Well, just go watch the Sharks vs Chiefs game as an example where the fair contest law at scrum time is totally ignored. And then I quote the esteemed Andre Watson: “…should referees enforce this at ALL levels of rugby, then we might see more tight head ball won at scrum time. As stated above in an earlier question, it is not done for several reasons. The law is clear and not strictly applied. The difference between the throw in at a line out as opposed to the scrum is that in a line out there is a contest whereas in a scrum there is not at the top level as the teams prefer to turn the ball over from defence rather than a tight head. I do not necessarily agree with this but it is driven hard by team coaches. Others argue that team just made an error and the non-offending team should ave the advantage.”
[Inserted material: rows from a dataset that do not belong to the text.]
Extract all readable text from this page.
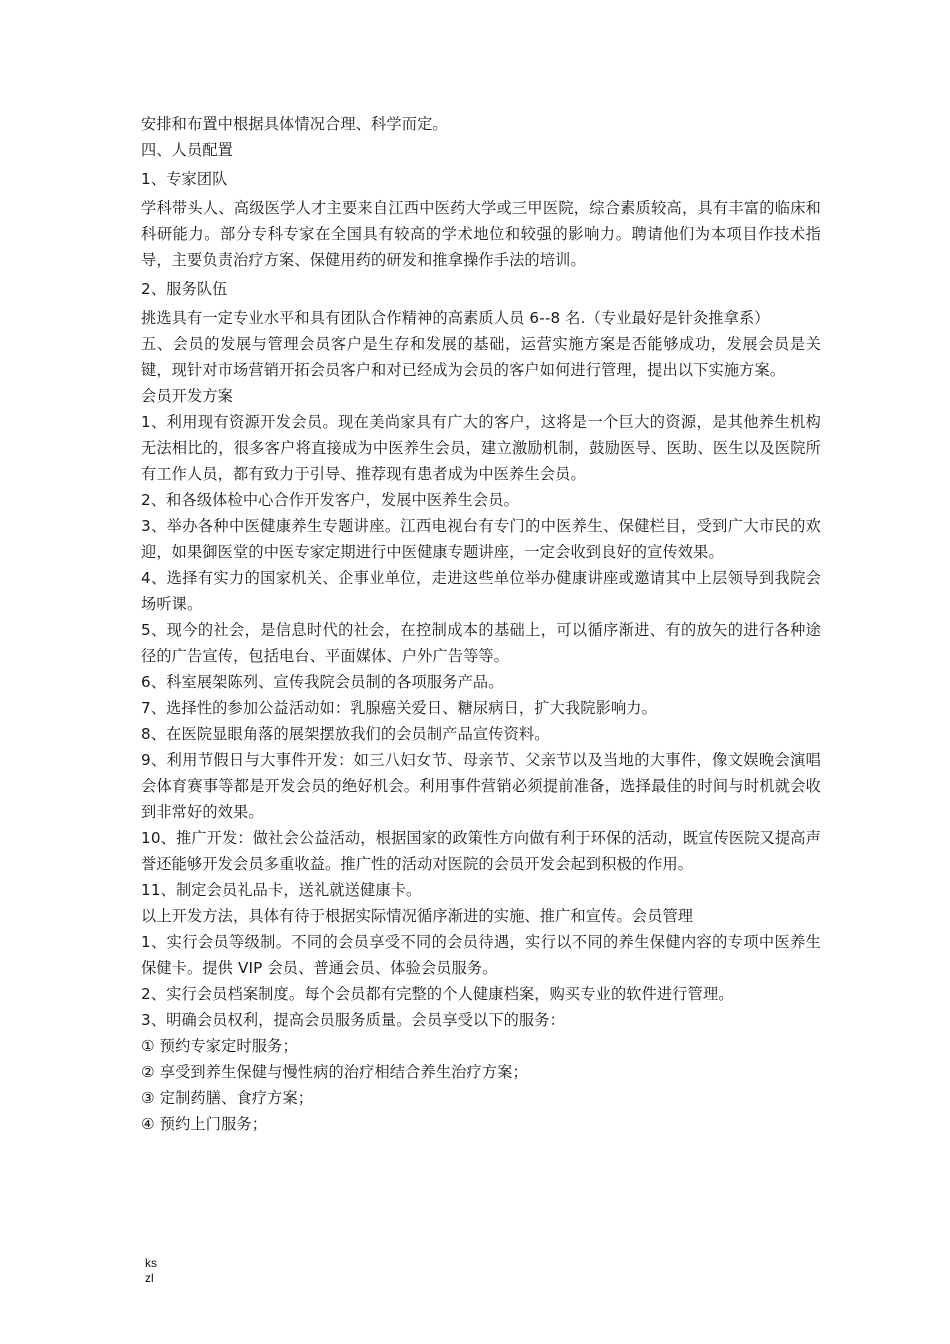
安排和布置中根据具体情况合理、科学而定。
四、人员配置
1、专家团队
学科带头人、高级医学人才主要来自江西中医药大学或三甲医院，综合素质较高，具有丰富的临床和科研能力。部分专科专家在全国具有较高的学术地位和较强的影响力。聘请他们为本项目作技术指导，主要负责治疗方案、保健用药的研发和推拿操作手法的培训。
2、服务队伍
挑选具有一定专业水平和具有团队合作精神的高素质人员 6--8 名.（专业最好是针灸推拿系）
五、会员的发展与管理会员客户是生存和发展的基础，运营实施方案是否能够成功，发展会员是关键，现针对市场营销开拓会员客户和对已经成为会员的客户如何进行管理，提出以下实施方案。
会员开发方案
1、利用现有资源开发会员。现在美尚家具有广大的客户，这将是一个巨大的资源，是其他养生机构无法相比的，很多客户将直接成为中医养生会员，建立激励机制，鼓励医导、医助、医生以及医院所有工作人员，都有致力于引导、推荐现有患者成为中医养生会员。
2、和各级体检中心合作开发客户，发展中医养生会员。
3、举办各种中医健康养生专题讲座。江西电视台有专门的中医养生、保健栏目，受到广大市民的欢迎，如果御医堂的中医专家定期进行中医健康专题讲座，一定会收到良好的宣传效果。
4、选择有实力的国家机关、企事业单位，走进这些单位举办健康讲座或邀请其中上层领导到我院会场听课。
5、现今的社会，是信息时代的社会，在控制成本的基础上，可以循序渐进、有的放矢的进行各种途径的广告宣传，包括电台、平面媒体、户外广告等等。
6、科室展架陈列、宣传我院会员制的各项服务产品。
7、选择性的参加公益活动如：乳腺癌关爱日、糖尿病日，扩大我院影响力。
8、在医院显眼角落的展架摆放我们的会员制产品宣传资料。
9、利用节假日与大事件开发：如三八妇女节、母亲节、父亲节以及当地的大事件，像文娱晚会演唱会体育赛事等都是开发会员的绝好机会。利用事件营销必须提前准备，选择最佳的时间与时机就会收到非常好的效果。
10、推广开发：做社会公益活动，根据国家的政策性方向做有利于环保的活动，既宣传医院又提高声誉还能够开发会员多重收益。推广性的活动对医院的会员开发会起到积极的作用。
11、制定会员礼品卡，送礼就送健康卡。
以上开发方法，具体有待于根据实际情况循序渐进的实施、推广和宣传。会员管理
1、实行会员等级制。不同的会员享受不同的会员待遇，实行以不同的养生保健内容的专项中医养生保健卡。提供 VIP 会员、普通会员、体验会员服务。
2、实行会员档案制度。每个会员都有完整的个人健康档案，购买专业的软件进行管理。
3、明确会员权利，提高会员服务质量。会员享受以下的服务：
① 预约专家定时服务；
② 享受到养生保健与慢性病的治疗相结合养生治疗方案；
③ 定制药膳、食疗方案；
④ 预约上门服务；
ks
zl
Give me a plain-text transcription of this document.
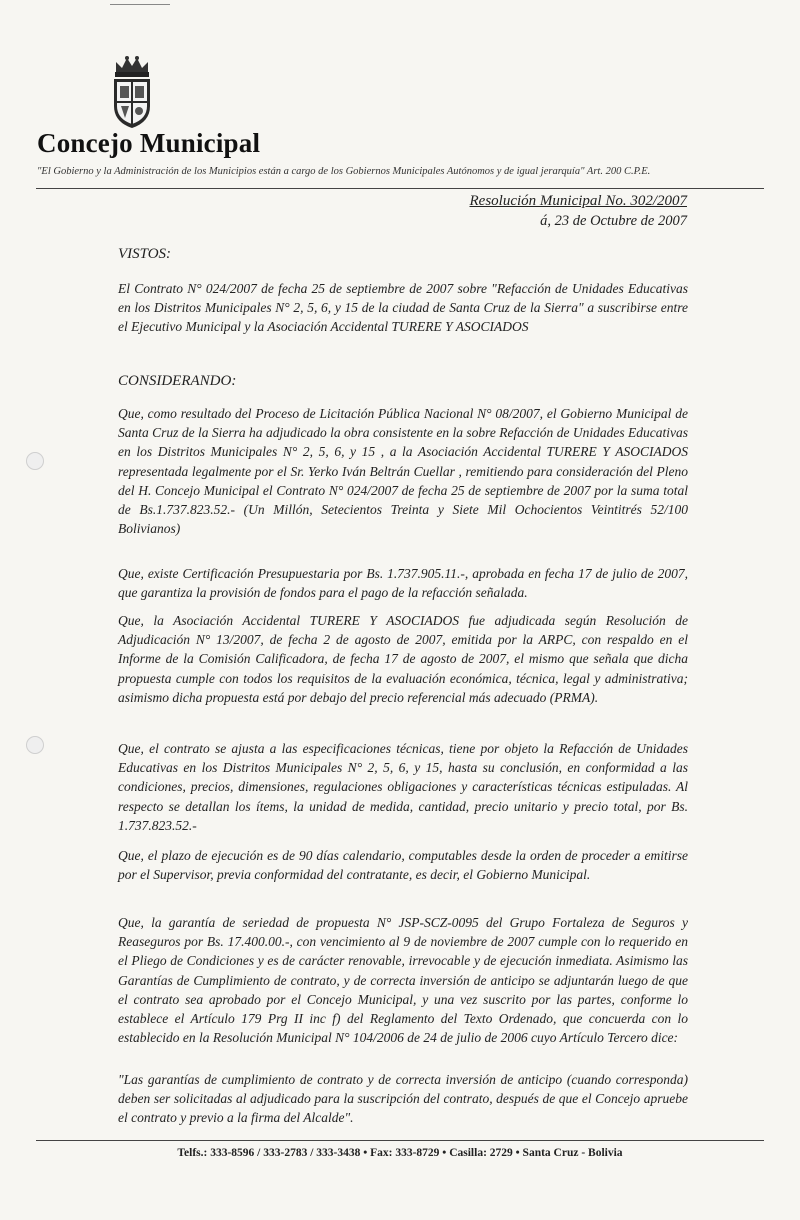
Concejo Municipal
"El Gobierno y la Administración de los Municipios están a cargo de los Gobiernos Municipales Autónomos y de igual jerarquía" Art. 200 C.P.E.
Resolución Municipal No. 302/2007
á, 23 de Octubre de 2007
VISTOS:

El Contrato N° 024/2007 de fecha 25 de septiembre de 2007 sobre "Refacción de Unidades Educativas en los Distritos Municipales N° 2, 5, 6, y 15 de la ciudad de Santa Cruz de la Sierra" a suscribirse entre el Ejecutivo Municipal y la Asociación Accidental TURERE Y ASOCIADOS

CONSIDERANDO:

Que, como resultado del Proceso de Licitación Pública Nacional N° 08/2007, el Gobierno Municipal de Santa Cruz de la Sierra ha adjudicado la obra consistente en la sobre Refacción de Unidades Educativas en los Distritos Municipales N° 2, 5, 6, y 15 , a la Asociación Accidental TURERE Y ASOCIADOS representada legalmente por el Sr. Yerko Iván Beltrán Cuellar , remitiendo para consideración del Pleno del H. Concejo Municipal el Contrato N° 024/2007 de fecha 25 de septiembre de 2007 por la suma total de Bs.1.737.823.52.- (Un Millón, Setecientos Treinta y Siete Mil Ochocientos Veintitrés 52/100 Bolivianos)

Que, existe Certificación Presupuestaria por Bs. 1.737.905.11.-, aprobada en fecha 17 de julio de 2007, que garantiza la provisión de fondos para el pago de la refacción señalada.

Que, la Asociación Accidental TURERE Y ASOCIADOS fue adjudicada según Resolución de Adjudicación N° 13/2007, de fecha 2 de agosto de 2007, emitida por la ARPC, con respaldo en el Informe de la Comisión Calificadora, de fecha 17 de agosto de 2007, el mismo que señala que dicha propuesta cumple con todos los requisitos de la evaluación económica, técnica, legal y administrativa; asimismo dicha propuesta está por debajo del precio referencial más adecuado (PRMA).

Que, el contrato se ajusta a las especificaciones técnicas, tiene por objeto la Refacción de Unidades Educativas en los Distritos Municipales N° 2, 5, 6, y 15, hasta su conclusión, en conformidad a las condiciones, precios, dimensiones, regulaciones obligaciones y características técnicas estipuladas. Al respecto se detallan los ítems, la unidad de medida, cantidad, precio unitario y precio total, por Bs. 1.737.823.52.-

Que, el plazo de ejecución es de 90 días calendario, computables desde la orden de proceder a emitirse por el Supervisor, previa conformidad del contratante, es decir, el Gobierno Municipal.

Que, la garantía de seriedad de propuesta N° JSP-SCZ-0095 del Grupo Fortaleza de Seguros y Reaseguros por Bs. 17.400.00.-, con vencimiento al 9 de noviembre de 2007 cumple con lo requerido en el Pliego de Condiciones y es de carácter renovable, irrevocable y de ejecución inmediata. Asimismo las Garantías de Cumplimiento de contrato, y de correcta inversión de anticipo se adjuntarán luego de que el contrato sea aprobado por el Concejo Municipal, y una vez suscrito por las partes, conforme lo establece el Artículo 179 Prg II inc f) del Reglamento del Texto Ordenado, que concuerda con lo establecido en la Resolución Municipal N° 104/2006 de 24 de julio de 2006 cuyo Artículo Tercero dice:

"Las garantías de cumplimiento de contrato y de correcta inversión de anticipo (cuando corresponda) deben ser solicitadas al adjudicado para la suscripción del contrato, después de que el Concejo apruebe el contrato y previo a la firma del Alcalde".

Telfs.: 333-8596 / 333-2783 / 333-3438 • Fax: 333-8729 • Casilla: 2729 • Santa Cruz - Bolivia
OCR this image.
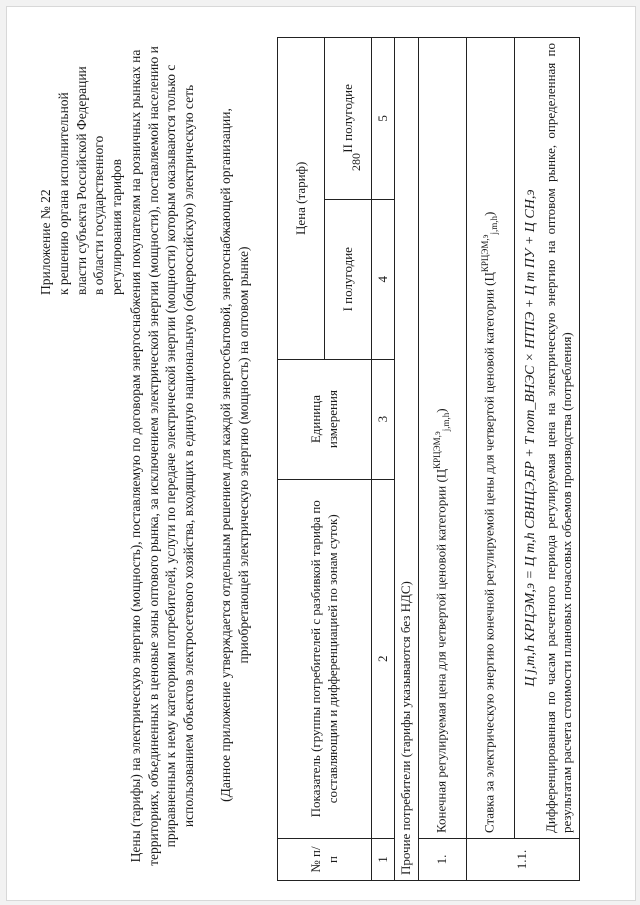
280
Приложение № 22 к решению органа исполнительной власти субъекта Российской Федерации в области государственного регулирования тарифов Цены (тарифы) на электрическую энергию (мощность), поставляемую по договорам энергоснабжения покупателям на розничных рынках на территориях, объединенных в ценовые зоны оптового рынка, за исключением электрической энергии (мощности), поставляемой населению и приравненным к нему категориям потребителей, услуги по передаче электрической энергии (мощности) которым оказываются только с использованием объектов электросетевого хозяйства, входящих в единую национальную (общероссийскую) электрическую сеть (Данное приложение утверждается отдельным решением для каждой энергосбытовой, энергоснабжающей организации, приобретающей электрическую энергию (мощность) на оптовом рынке)
№ п/п	Показатель (группы потребителей с разбивкой тарифа по составляющим и дифференциацией по зонам суток)	Единица измерения	Цена (тариф)	
			I полугодие	II полугодие
1	2	3	4	5
Прочие потребители (тарифы указываются без НДС)				
1.	Конечная регулируемая цена для четвертой ценовой категории $(Ц^{КРЦЭМ,э}_{j,m,h})$			
1.1.	Ставка за электрическую энергию конечной регулируемой цены для четвертой ценовой категории $(Ц^{КРЦЭМ,э}_{j,m,h})$			

	Ц j,m,h КРЦЭМ,э = Ц m,h СВНЦЭ,БР + T пот_ВНЭС × НТПЭ + Ц m ПУ + Ц СН,э Дифференцированная по часам расчетного периода регулируемая цена на электрическую энергию на оптовом рынке, определенная по результатам расчета стоимости плановых почасовых объемов производства (потребления)			
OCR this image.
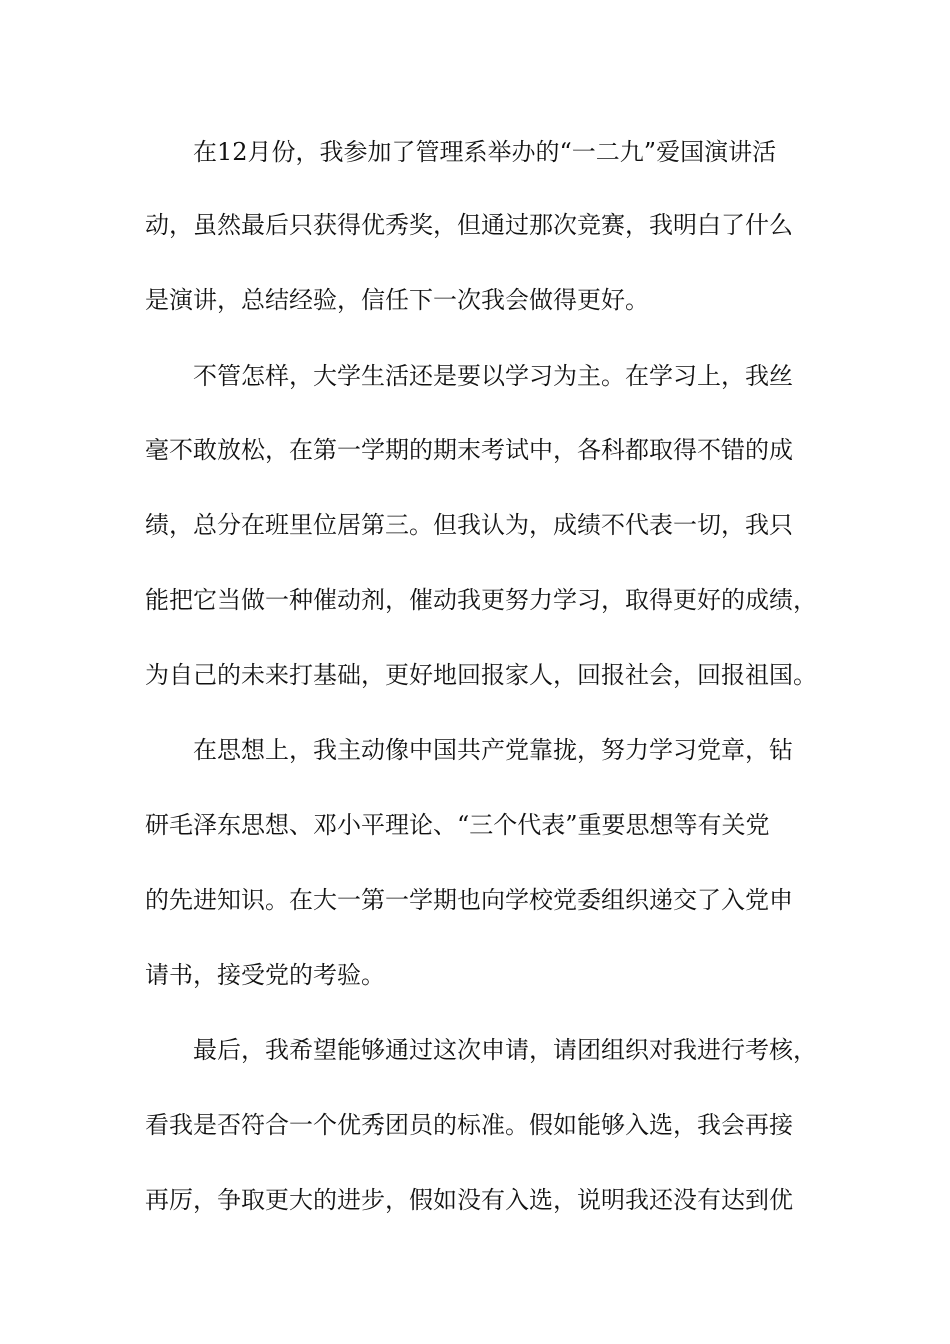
在12月份，我参加了管理系举办的“一二九”爱国演讲活
动，虽然最后只获得优秀奖，但通过那次竞赛，我明白了什么
是演讲，总结经验，信任下一次我会做得更好。
不管怎样，大学生活还是要以学习为主。在学习上，我丝
毫不敢放松，在第一学期的期末考试中，各科都取得不错的成
绩，总分在班里位居第三。但我认为，成绩不代表一切，我只
能把它当做一种催动剂，催动我更努力学习，取得更好的成绩，
为自己的未来打基础，更好地回报家人，回报社会，回报祖国。
在思想上，我主动像中国共产党靠拢，努力学习党章，钻
研毛泽东思想、邓小平理论、“三个代表”重要思想等有关党
的先进知识。在大一第一学期也向学校党委组织递交了入党申
请书，接受党的考验。
最后，我希望能够通过这次申请，请团组织对我进行考核，
看我是否符合一个优秀团员的标准。假如能够入选，我会再接
再厉，争取更大的进步，假如没有入选，说明我还没有达到优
Clearly times have changed and looking at the principles of the game, I am seeing that it is not about fair play and playing according to the laws anymore, its about seeing how far you can break the laws without getting caught, and playing according to the referee.

It’s not really a game for all shapes and sizes anymore. With the fair contest at scrums now a thing of the past, big solid props are a thing of the past and instead you get quick and mobile props to just hold his end of the scrum, while the scrumhalf puts the ball under the 8th man’s feet. You don’t get small and quick wings anymore (think Brent Russel, Breytie and even Aplon is deemed too small by some) but we get huge men with legs as thick as tree trunks and bigger than the props who can steamroller the opposition.

Contest and continuity is a thing of the past. The tackler has to perform a sequence of actions before he can contest the ball, the scrum feeds are allowed to go skew, and the attacking team are generally favoured by 50/50 calls. In the past there was no 50/50 calls. We have stoppages in play every 3 or 4 minutes. Play will stop when a prop pushes his hand on the ground to steady the scrum, but play goes on when two players are knocked unconscious in the middle of play.

Either the IRB needs to start steering rugby union back to these principles, or they should change them to what is nowadays more the “walk” than this Playing Charter “Talk”.

But in conclusion, the Charter tells us:

Rugby is valued as a sport for men and women, boys and girls. It builds teamwork, understanding, co-operation and respect for fellow athletes. Its cornerstones are, as they always have been: the pleasure of participating; the courage and skill which the Game demands; the love of a team sport that enriches the lives of all involved; and the lifelong friendships forged through a shared interest in the Game.

It is because of, not despite, Rugby’s intensely physical and athletic characteristics that such great camaraderie exists before and after matches. The long standing tradition of players from competing teams enjoying each other’s company away from the pitch and in a social context, remains at the very core of the Game.

Rugby has fully embraced the professional era, but has retained the ethos and traditions of the recreational Game. In an age in which many traditional sporting qualities are being diluted or even challenged, Rugby is rightly proud of its ability to retain high standards of sportsmanship, ethical behaviour and fair play. It is hoped that this Charter will help reinforce those cherished values.